Esse «não sei quê»
Importante não é ajudar a demonstrar, mas a ver. Melhor do que análises sofisticadas para provar, numa sala escura, a excelência das cores, é abrir uma janela que aproxime a luz e, assim, a visão das cores se torne possível. A fé não está do lado dos enunciados: é experimental, incita à construção de narrativas, coloca em relação. Os que vivem o risco e a alegria de acreditar, porventura balbuciarão perante os porquês. Podem testemunhar razões, mas sentem-se incapazes de circunscrever a razão. O coração humano, contudo, precisa desse «não sei quê», que depois o Espírito socorre «com gemidos inefáveis», como lembra São Paulo.

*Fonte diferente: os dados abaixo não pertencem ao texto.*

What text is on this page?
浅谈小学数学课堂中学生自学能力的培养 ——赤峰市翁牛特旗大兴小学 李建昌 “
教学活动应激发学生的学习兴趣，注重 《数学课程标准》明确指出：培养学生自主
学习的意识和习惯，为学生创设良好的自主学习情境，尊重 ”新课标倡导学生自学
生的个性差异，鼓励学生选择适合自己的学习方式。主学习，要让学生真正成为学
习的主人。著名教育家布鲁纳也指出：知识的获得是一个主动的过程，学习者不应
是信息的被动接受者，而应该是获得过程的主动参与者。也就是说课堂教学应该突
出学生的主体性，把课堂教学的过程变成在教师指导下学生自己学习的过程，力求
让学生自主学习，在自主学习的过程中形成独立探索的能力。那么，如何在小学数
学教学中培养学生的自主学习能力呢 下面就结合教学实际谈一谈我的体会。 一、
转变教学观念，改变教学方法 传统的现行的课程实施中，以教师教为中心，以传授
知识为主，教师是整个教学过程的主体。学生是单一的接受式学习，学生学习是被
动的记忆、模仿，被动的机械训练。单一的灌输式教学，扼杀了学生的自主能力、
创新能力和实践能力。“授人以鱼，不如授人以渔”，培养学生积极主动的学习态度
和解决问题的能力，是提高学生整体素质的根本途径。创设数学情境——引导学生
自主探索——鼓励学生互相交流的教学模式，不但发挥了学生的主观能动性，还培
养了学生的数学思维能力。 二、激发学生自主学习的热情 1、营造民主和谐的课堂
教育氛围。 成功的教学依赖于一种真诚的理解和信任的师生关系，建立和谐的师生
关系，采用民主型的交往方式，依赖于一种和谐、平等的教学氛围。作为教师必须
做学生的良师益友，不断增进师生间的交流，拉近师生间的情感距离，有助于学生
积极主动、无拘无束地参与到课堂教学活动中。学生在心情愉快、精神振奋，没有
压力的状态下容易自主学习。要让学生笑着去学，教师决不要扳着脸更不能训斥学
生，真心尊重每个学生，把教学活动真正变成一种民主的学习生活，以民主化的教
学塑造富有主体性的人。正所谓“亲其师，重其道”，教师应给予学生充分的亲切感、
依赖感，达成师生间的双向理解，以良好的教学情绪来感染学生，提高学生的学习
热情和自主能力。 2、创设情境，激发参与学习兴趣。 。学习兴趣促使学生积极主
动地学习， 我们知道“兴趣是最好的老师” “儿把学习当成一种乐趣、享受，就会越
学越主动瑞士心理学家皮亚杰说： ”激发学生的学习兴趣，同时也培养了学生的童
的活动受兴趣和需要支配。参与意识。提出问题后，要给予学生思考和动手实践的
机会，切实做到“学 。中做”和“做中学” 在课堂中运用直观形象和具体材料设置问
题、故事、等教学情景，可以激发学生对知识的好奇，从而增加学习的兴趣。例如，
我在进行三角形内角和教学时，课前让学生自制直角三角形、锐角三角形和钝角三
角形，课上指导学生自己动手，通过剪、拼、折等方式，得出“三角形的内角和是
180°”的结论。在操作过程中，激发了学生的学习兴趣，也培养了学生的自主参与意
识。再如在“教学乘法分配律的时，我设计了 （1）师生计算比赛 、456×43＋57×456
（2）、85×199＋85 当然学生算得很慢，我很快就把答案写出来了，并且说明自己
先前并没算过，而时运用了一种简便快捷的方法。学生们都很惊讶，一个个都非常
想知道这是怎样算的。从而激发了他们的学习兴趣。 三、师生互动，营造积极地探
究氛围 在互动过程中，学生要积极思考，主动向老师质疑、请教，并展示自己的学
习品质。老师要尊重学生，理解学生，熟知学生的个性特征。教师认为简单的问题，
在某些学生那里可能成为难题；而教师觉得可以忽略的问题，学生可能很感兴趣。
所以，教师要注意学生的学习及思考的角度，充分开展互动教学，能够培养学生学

O teólogo católico Romano Guardini dizia que «a fé é uma tipologia do olhar». Ela representa, talvez, a mais extrema e a mais modesta das organizações do olhar, porque ao mesmo tempo que nos dá tudo, nos pede tudo. A fé inscreve o olhar humano no ponto de vista de Deus. Nesse sentido, constitui a possibilidade inédita de um olhar total: abarcando o provisório e o eterno, o exterior e o interior, o recôndito e o próximo, o eu e o outro, o visível e o invisível. Como é vasta a vida contemplada do monte para o qual Abraão, e cada um dos crentes, é chamado a subir!
Mas também lhes é pedido que esta visão se realize na itinerância radical do olhar, na sede e no desejo, na abertura mais do que na certeza, na confiança em vez de confirmações, no reconhecimento do silêncio de Deus como epifania de Deus.
Sem esquecer que a fé, imperscrutável dom, chega através do caminho diverso e inesperado. Habituei-me a repetir uma oração que Paul Claudel escreveu: «É justo, ó Deus, que vos peça por Arthur Rimbaud sem o qual os meus olhos não se teriam aberto para o vosso Rosto».